After upgrading to 10.04 LTS I cannot get my firewall to function properly. Whenever I attempt to configure and start it I get the following chain of errors:

Restarting Arno's Iptables Firewall... /sbin/modprobe ip_tables: Module not found! Assuming compiled-in-kernel!
 modprobe nf_conntrack WARNING: (1) Module(s) "nf_conntrack
ip_conntrack" failed to load. Assuming compiled-in-kernel!
 WARNING: (1) Module(s) "nf_conntrack_ftp ip_conntrack_ftp" failed to load. Assuming compiled-in-kernel!
 WARNING: (1) Module(s) "xt_conntrack ipt_conntrack" failed to load. Assuming compiled-in-kernel!
 WARNING: (1) Module(s) "xt_limit ipt_limit" failed to load. Assuming compiled-in-kernel!
 WARNING: (1) Module(s) "xt_state ipt_state" failed to load. Assuming compiled-in-kernel!
 WARNING: (1) Module(s) "xt_multiport ipt_multiport" failed to load. Assuming compiled-in-kernel!
 /sbin/modprobe iptable_filter: Module not found! Assuming compiled-in-kernel!
 /sbin/modprobe iptable_mangle: Module not found! Assuming compiled-in-kernel!
 /sbin/modprobe ipt_REJECT: Module not found! Assuming compiled-in-kernel!
 /sbin/modprobe ipt_LOG: Module not found! Assuming compiled-in-kernel!
 WARNING: (1) Module(s) "xt_TCPMSS ipt_TCPMSS" failed to load. Assuming compiled-in-kernel!
 WARNING: (1) Module(s) "xt_DSCP ipt_DSCP ipt_TOS" failed to load. Assuming compiled-in-kernel!
  /sbin/iptables: (1) iptables: No chain/target/match by that name.
[REPEATS SEVERAL TIMES]
Jun 28 13:17:19 WARNING: Not all firewall rules are applied.
FAILED!
invoke-rc.d: initscript arno-iptables-firewall, action "restart" failed.
dpkg: error processing arno-iptables-firewall (--configure):
 subprocess installed post-installation script returned error exit status 1

I tried completely removing and reinstalling arno, but with no effect. I have a very simple configuration, done entirely through debconf.
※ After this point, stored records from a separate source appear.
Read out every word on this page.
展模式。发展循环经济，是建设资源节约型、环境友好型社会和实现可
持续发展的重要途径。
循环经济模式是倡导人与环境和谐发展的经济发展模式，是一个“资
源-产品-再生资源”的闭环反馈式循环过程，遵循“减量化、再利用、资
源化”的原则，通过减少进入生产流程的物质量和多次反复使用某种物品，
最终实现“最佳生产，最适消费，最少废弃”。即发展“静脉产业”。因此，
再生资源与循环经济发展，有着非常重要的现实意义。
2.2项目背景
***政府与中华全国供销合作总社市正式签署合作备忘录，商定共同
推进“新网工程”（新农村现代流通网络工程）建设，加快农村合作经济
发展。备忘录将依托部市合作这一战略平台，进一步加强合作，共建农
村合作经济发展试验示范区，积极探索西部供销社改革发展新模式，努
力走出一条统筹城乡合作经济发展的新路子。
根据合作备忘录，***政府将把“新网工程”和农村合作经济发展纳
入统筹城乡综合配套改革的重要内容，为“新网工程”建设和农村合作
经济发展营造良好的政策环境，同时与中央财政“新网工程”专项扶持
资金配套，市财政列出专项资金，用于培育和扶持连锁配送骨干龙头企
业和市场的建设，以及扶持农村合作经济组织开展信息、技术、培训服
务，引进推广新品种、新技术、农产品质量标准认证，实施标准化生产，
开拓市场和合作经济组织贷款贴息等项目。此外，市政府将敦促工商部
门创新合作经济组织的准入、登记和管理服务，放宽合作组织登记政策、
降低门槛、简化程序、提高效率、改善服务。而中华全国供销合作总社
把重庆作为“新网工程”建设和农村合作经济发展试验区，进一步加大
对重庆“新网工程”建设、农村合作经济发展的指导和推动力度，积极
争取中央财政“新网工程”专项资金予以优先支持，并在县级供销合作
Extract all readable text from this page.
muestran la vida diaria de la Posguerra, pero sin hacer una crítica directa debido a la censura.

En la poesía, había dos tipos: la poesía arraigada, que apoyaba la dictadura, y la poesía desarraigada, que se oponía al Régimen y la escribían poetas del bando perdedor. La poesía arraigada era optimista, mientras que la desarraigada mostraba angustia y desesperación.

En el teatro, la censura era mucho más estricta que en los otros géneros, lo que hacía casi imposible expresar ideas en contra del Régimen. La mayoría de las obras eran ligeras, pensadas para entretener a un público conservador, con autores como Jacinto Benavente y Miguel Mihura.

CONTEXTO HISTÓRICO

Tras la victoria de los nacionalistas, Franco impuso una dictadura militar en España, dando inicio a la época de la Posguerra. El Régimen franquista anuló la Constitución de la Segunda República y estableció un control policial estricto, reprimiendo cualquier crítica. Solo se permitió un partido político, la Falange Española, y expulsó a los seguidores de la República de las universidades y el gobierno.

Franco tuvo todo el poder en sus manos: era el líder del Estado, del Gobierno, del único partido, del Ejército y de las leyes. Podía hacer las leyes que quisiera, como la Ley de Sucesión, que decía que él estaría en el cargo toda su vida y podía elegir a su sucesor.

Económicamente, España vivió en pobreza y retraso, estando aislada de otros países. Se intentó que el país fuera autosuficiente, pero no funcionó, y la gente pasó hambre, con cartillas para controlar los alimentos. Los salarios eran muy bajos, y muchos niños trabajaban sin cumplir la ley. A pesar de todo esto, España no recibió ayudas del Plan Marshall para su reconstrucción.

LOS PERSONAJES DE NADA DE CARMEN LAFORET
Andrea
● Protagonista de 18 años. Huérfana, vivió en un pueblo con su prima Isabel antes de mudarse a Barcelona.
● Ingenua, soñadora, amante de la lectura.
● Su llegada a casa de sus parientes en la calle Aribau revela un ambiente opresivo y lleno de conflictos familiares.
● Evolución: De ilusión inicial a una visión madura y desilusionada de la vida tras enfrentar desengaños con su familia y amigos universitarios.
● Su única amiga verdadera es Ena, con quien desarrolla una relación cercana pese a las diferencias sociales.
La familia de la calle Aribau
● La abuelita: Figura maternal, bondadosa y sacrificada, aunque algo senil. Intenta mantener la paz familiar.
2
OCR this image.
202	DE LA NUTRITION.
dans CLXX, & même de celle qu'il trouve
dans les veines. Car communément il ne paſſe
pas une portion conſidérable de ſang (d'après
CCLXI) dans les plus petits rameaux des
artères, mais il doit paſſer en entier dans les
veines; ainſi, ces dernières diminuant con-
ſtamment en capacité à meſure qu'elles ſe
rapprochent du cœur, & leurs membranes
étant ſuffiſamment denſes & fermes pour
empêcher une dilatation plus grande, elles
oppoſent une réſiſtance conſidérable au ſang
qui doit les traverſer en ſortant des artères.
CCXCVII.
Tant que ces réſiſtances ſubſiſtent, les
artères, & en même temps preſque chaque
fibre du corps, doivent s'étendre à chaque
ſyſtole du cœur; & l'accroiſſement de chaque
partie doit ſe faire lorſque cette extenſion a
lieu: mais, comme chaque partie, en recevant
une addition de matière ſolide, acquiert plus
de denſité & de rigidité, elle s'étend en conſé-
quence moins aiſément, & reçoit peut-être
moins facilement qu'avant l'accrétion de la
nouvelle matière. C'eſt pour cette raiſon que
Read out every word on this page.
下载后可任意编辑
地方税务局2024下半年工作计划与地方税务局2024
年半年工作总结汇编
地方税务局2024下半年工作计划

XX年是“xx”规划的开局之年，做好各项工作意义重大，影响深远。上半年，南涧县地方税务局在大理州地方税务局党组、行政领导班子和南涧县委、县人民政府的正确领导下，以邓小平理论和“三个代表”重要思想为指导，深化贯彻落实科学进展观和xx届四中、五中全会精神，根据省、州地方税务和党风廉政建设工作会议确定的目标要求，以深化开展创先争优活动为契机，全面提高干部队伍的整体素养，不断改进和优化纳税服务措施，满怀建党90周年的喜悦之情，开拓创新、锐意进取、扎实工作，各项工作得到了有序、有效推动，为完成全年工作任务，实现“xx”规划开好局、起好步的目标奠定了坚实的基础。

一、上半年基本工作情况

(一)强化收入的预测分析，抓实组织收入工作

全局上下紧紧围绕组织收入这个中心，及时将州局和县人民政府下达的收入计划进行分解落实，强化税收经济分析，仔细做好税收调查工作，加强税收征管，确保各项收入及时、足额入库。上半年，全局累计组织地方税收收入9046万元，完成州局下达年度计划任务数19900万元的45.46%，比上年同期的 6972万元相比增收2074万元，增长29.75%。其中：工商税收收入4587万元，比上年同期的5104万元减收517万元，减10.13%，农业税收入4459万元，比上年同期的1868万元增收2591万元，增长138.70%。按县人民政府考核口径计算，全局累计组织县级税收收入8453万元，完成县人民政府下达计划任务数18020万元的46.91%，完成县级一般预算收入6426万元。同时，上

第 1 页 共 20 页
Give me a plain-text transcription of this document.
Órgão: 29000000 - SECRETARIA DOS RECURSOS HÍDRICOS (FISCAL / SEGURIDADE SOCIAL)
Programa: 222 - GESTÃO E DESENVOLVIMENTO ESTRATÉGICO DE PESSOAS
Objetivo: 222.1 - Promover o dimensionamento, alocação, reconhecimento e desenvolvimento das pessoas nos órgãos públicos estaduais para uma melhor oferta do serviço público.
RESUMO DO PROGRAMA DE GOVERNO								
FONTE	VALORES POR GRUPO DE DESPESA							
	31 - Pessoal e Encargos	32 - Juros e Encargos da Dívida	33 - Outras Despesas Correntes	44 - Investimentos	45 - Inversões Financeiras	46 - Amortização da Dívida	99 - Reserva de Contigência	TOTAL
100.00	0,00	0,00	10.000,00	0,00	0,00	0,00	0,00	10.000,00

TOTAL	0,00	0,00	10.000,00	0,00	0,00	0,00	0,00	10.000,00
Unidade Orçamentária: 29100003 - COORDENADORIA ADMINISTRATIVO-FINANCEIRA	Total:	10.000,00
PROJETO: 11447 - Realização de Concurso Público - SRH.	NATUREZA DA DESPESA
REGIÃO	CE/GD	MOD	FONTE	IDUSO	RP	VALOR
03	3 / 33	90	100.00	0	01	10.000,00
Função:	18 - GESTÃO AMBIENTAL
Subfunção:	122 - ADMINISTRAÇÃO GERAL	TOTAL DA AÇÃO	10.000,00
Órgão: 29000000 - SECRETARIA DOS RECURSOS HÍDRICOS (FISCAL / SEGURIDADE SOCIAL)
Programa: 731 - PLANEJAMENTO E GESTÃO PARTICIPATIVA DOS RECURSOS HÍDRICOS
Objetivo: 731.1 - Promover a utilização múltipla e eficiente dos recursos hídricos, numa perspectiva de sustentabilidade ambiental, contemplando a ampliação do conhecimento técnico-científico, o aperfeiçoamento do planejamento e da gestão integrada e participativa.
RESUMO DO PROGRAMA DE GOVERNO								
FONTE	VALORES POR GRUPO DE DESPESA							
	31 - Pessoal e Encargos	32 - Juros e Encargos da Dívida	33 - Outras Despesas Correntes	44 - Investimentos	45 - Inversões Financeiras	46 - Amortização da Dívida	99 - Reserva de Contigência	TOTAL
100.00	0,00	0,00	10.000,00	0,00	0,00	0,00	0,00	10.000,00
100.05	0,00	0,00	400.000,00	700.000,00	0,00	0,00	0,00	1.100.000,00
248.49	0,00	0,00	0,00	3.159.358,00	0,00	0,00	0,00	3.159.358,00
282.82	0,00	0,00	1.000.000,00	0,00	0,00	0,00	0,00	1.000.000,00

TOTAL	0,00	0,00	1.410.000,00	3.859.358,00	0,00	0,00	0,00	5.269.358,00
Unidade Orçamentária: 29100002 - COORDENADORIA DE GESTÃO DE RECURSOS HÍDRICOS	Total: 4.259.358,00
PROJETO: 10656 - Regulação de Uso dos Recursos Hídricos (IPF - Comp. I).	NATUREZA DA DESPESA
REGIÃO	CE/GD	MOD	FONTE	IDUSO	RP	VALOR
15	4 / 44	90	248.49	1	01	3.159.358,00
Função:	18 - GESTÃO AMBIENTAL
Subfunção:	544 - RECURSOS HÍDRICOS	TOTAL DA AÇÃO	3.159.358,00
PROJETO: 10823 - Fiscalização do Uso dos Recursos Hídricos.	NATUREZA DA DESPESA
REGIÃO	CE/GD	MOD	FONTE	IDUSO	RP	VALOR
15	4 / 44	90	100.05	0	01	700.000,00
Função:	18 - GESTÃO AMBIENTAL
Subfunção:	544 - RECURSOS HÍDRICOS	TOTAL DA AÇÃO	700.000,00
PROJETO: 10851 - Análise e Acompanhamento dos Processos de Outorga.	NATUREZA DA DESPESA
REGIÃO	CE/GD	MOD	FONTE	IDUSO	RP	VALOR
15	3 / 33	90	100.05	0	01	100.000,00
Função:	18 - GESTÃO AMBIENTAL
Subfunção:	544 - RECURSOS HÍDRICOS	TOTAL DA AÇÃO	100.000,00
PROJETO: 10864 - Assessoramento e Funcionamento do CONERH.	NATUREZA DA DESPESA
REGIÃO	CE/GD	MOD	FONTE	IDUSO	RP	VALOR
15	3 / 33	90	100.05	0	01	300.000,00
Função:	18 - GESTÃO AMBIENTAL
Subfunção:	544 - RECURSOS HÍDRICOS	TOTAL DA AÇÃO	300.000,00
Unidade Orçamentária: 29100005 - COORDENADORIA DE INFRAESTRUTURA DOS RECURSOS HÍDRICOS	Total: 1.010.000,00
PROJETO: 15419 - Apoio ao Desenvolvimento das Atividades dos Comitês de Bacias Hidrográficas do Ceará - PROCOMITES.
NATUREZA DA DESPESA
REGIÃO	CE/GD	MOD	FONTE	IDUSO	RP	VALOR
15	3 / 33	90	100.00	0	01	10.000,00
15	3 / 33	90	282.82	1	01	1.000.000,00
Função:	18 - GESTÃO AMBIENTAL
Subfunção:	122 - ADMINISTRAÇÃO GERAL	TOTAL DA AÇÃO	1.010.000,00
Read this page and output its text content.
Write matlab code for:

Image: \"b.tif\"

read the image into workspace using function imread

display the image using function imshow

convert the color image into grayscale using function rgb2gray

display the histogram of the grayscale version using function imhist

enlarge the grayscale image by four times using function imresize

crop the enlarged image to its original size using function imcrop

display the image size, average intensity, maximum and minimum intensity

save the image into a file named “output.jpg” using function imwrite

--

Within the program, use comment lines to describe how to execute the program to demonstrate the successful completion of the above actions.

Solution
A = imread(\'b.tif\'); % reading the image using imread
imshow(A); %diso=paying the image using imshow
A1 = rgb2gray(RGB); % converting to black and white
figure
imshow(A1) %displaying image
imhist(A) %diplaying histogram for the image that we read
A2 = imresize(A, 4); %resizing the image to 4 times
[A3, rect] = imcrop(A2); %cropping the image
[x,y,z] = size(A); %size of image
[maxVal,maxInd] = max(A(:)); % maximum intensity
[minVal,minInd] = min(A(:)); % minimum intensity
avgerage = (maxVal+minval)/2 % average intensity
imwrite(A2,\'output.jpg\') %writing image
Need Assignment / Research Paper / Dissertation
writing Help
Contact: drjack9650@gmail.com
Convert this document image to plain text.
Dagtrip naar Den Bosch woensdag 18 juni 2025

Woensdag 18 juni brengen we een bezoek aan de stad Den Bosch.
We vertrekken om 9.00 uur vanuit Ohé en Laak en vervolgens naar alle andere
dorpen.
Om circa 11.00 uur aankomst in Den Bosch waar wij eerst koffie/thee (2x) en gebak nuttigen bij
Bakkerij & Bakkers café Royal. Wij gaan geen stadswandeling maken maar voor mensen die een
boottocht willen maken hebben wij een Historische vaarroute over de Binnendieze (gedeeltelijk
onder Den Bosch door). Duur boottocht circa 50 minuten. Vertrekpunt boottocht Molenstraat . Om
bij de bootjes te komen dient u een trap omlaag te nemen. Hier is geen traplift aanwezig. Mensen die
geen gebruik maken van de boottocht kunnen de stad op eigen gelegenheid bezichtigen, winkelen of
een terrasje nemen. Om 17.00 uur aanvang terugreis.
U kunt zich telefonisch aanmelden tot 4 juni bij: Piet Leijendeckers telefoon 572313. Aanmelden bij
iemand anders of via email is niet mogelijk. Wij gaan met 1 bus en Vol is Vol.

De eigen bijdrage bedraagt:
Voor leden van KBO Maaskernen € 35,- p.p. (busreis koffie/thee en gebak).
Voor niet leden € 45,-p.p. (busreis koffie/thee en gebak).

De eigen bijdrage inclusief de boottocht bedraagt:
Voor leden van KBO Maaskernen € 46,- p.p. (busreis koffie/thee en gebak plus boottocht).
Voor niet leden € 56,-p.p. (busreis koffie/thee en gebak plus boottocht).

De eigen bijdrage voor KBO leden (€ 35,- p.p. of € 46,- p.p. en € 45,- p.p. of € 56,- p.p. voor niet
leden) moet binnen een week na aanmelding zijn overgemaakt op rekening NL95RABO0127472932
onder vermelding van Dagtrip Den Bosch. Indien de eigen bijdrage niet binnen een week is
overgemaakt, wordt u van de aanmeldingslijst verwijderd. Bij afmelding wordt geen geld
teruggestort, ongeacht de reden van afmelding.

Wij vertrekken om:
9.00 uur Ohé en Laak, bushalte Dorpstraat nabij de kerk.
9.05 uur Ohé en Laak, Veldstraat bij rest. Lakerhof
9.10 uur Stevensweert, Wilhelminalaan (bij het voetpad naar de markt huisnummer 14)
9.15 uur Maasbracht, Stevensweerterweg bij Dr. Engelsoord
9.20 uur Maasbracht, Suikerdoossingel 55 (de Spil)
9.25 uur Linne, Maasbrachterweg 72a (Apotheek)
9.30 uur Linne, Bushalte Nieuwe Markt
Any help would be greatly appreciated!

When a linux kernel is compiled, you have the option of having functionality like iptables compiled in, or added later as a module.

The warnings are probably a red herring. iptables is so basic that it is usually compiled into the kernel rather than added as a module.

You can preform a sanity check by looking for the iptables modules and making sure they aren't there

lsmod | grep ipt

The command should return nothing.

Then make sure it is in the kernel by running sample iptables commands. For example:

iptables -L

Once you're certain iptables is working, then the problem lies in arno's iptables rules. Possibly their syntax has changed and they've renamed chains or targets. This is the error that is probably causing you problems:

/sbin/iptables: (1) iptables: No chain/target/match by that name.
[REPEATS SEVERAL TIMES]
Jun 28 13:17:19 WARNING: Not all firewall rules are applied.
FAILED!

You have a misnamed chain or target. I've never used arno, but if you rebuild your firewall with dpkg-reconfigure it should get built with the correct names.

the chain/target/match names are like variable names - they can be arbitrarily defined from one configuration to another. You can check the difference between configurations by using

iptables -L

and

iptables-save

Thanks for the great reply. My sanity checks all turned out fine. It seems like it's a problem with arno, but who knows. My needs are pretty basic, so I tried out UFW and it is working without problems.

Hi, I'm having the same problem. I think I'm going to do what you did and try UFW instead. Could someone please tell me how I go about uninstalling arnos-iptables so I can start fresh with UFW?

I'm a super newbie, so please be gentle!

$ sudo apt-get purge arno-iptables-firewall
$ sudo apt-get install ufw

Intro on using ufw at https://help.ubuntu.com/10.04/servergui ... ewall.html

Thanks Much appreciated. I did know that was the command for removing a package but I wasn't sure if it was that simple or if there was something more I needed to do, so that's great!